I won’t go any further than this, except to say that, given the layering of this movie, the inevitable encounter with Ares — not once, but twice, as the first time she picked the wrong human in disguise and yes, Ares, according to this tale, does really exist! — didn’t do the trick. Humans kept fighting . . .

And, it turned out, the encounter with the real Ares turned her own warrior goddess power on. Now she was truly Diana (also known as Artemis). From then on the action shots get even more extraordinary (how is that possible?!?) and of course magical, unbelievable with our 3D eyes. And yet, by this time, we, I and all females longing to make a huge difference in this mad mad world — are fully engaged, not just cheering her on, but identifying with her courage and her honor and her prowess completely. At whatever level she wants to take her powers, we are in, riding along in her wave to paradoxically use the weapons of darkness to save humanity from its own darker energies. But I get ahead of the story, way ahead. Let’s go back to the island.

The plot line thickens when when a military man from World War I crash-lands his small plane off the coast of the island exactly when Wonder Woman happened to be standing alone on top of a very tall cliff looking out to sea. Of course she dives off the cliff and swims out to save him. The ensuing complications of their inevitable relationship (what is that? she points to his (erect?) penis, when of course, she inadvertently walked in on him emerging from a bath in what looks like a hot springs pool in paradise), and the continuing cultural clash between Diana and the “modern” world once the two of them reach the European front is wonderfully droll and often hilarious.

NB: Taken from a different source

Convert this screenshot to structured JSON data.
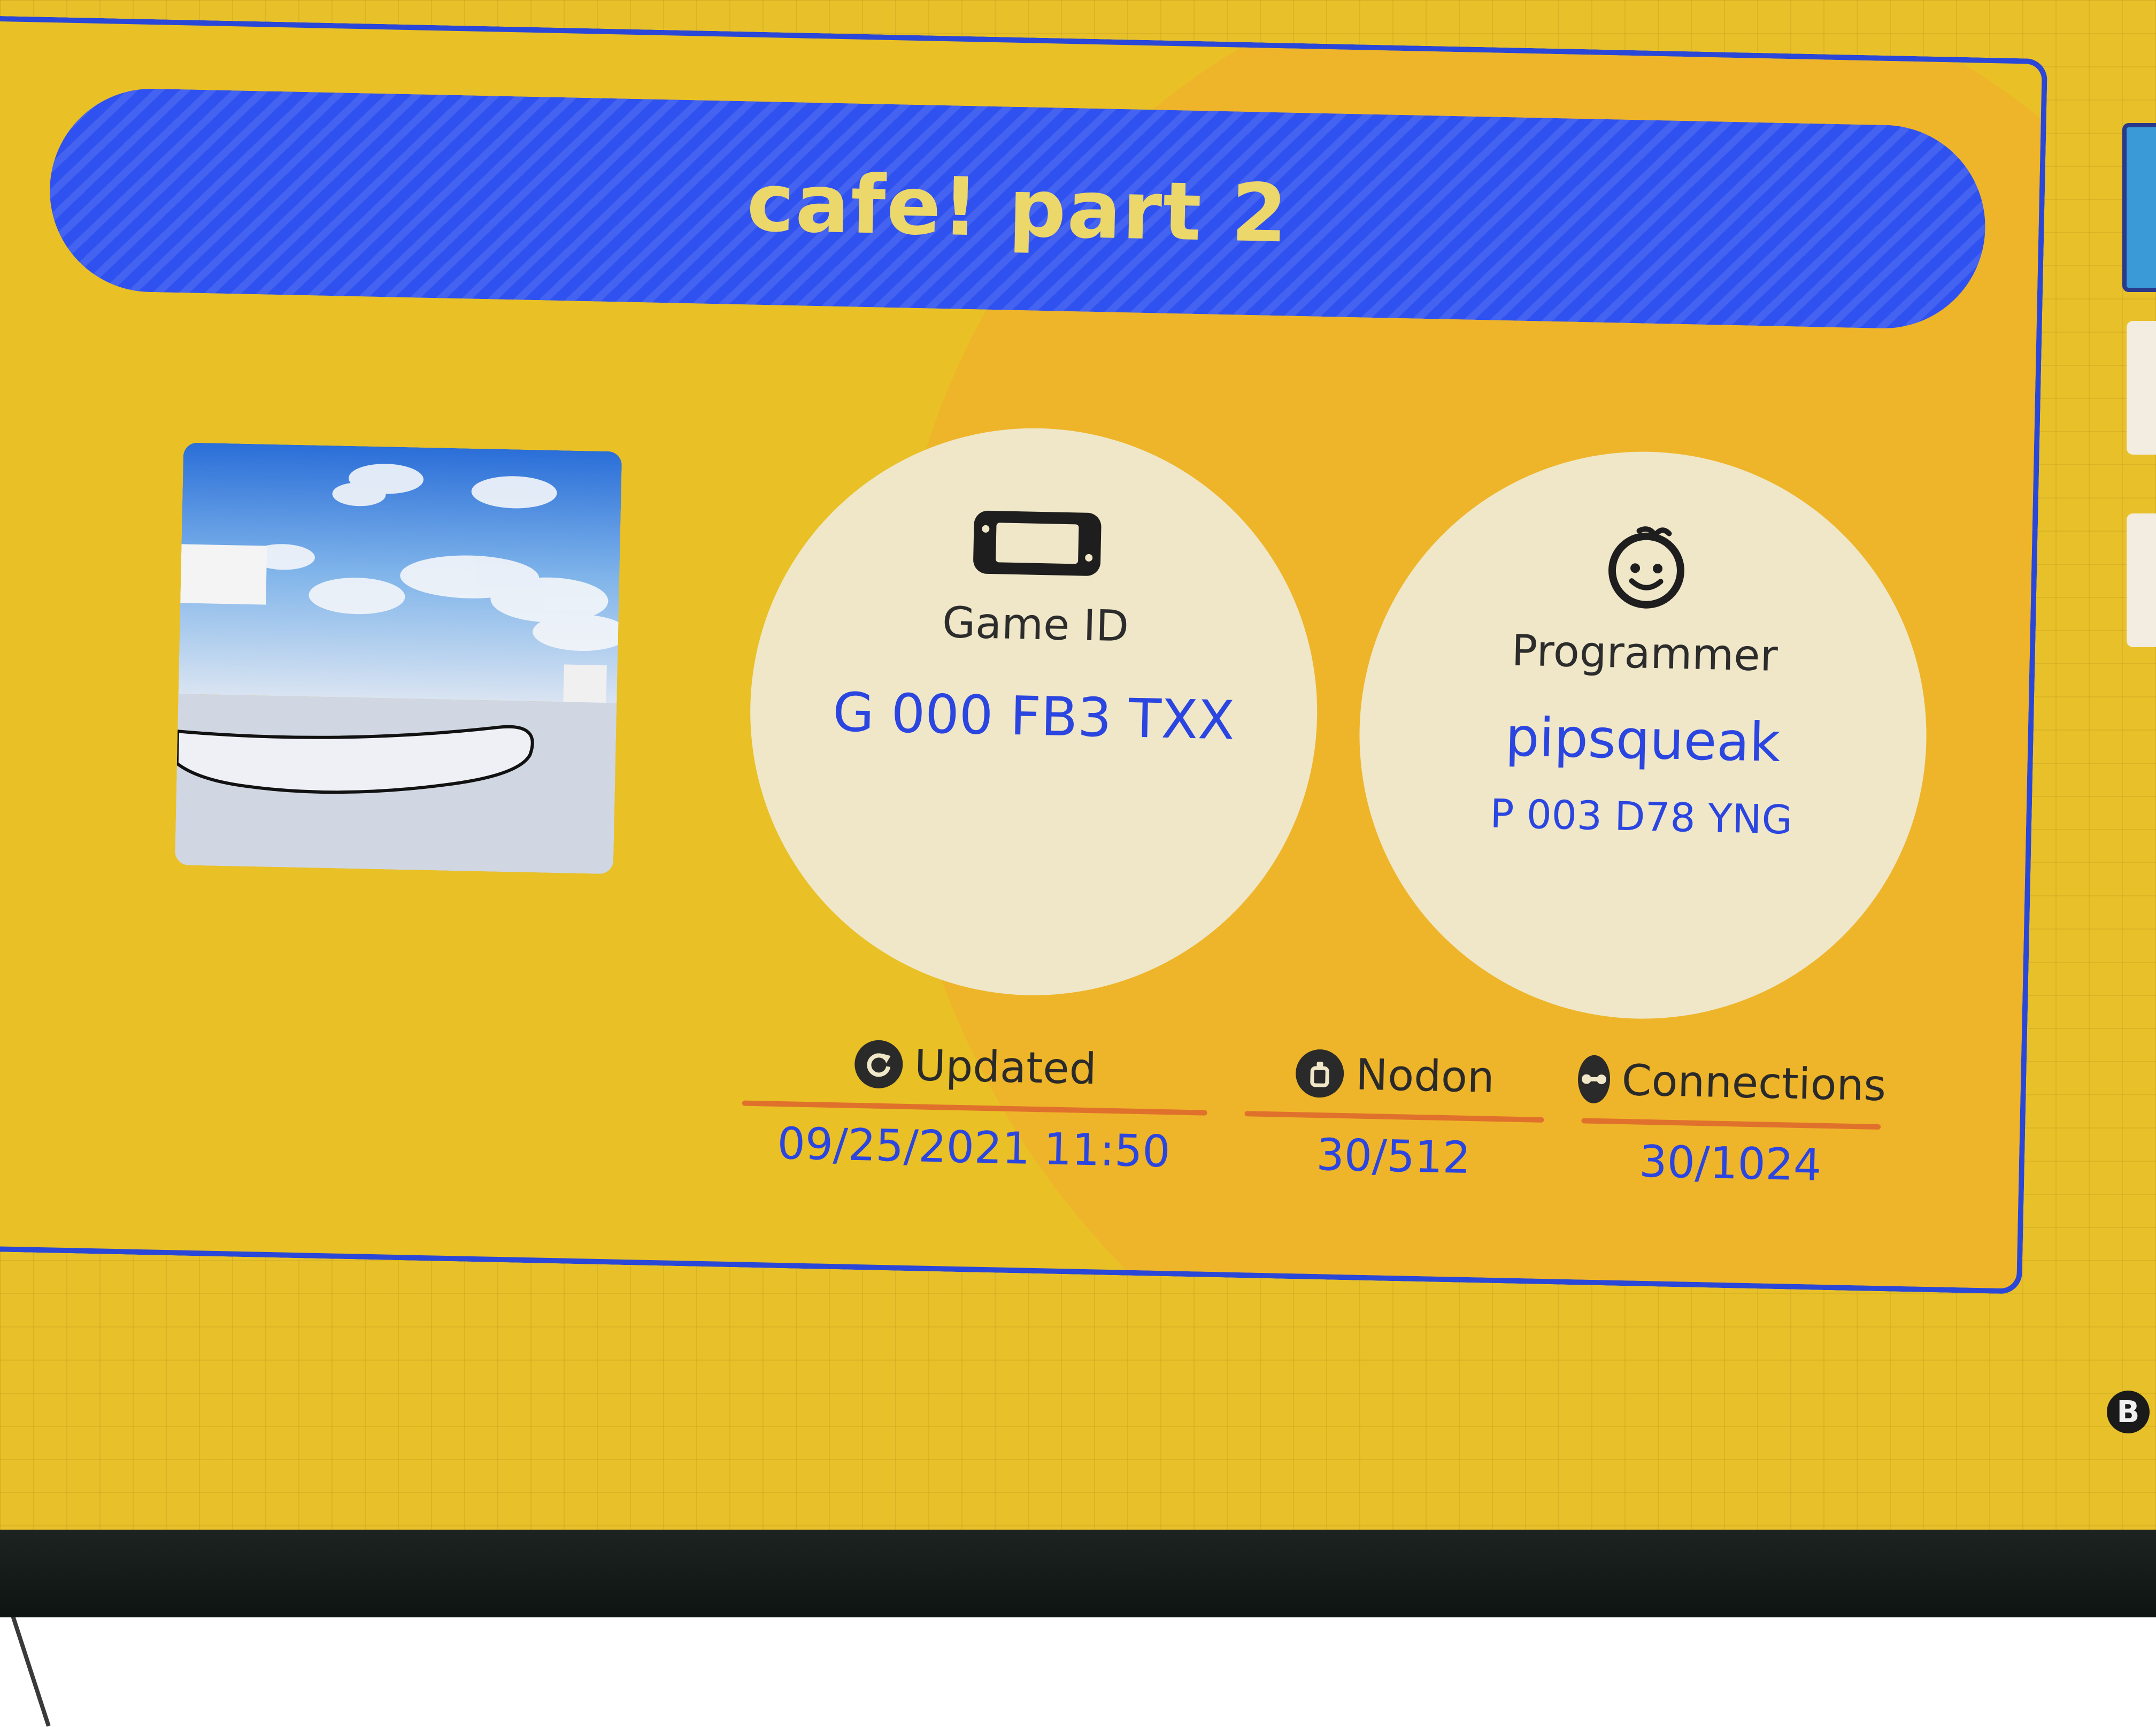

I was continuously surprised at how the “action” shots — now in World War I — just kept ramping up — each one outdoing the one before it — AND how the momentum, texturing of details, and as I said before, layering of this movie just kept me wide open to what’s now and what’s next. An incredible achievement.

And you know what? It might just be a good movie for the mass mind. Might just function as a tiny potent seed dropped into the collective unconscious at this massively violent moment to begin to turn us away from utilizing war as a method to “solve problems.” Wonder Woman succeeds in provoking its audience to pay attention to the destructive, tragic folly of war as we simultaneously identify with this courageous Amazon Goddess who is fully engaged in battle to do what is necessary to help humans convert from war to peace, from fury to love, from destruction to creation.

One caveat: The Gandhian philosophy of non-violence never arises. Should it have? Could it have, given the assumptions and momentum of the movie? How would one layer that in?

3 thoughts on “Wonder Woman: Film Review”

  1. Joy Shayne Laughter

    “The Gandhian philosophy of non-violence never arises.”

    Gandhi didn’t start his campaigns for mass civil disobedience (nonviolent) until 1920, after the 1919 Amritsar Massacre.

    Even if *we* in 2017 are familiar with the concept, Steve Trevor wasn’t, and it wasn’t in the Amazon frame of reference at all — them being trained warriors.

    I have a couple of quibbles with this action rodeo, but overall, DAMN! And I want to see it again.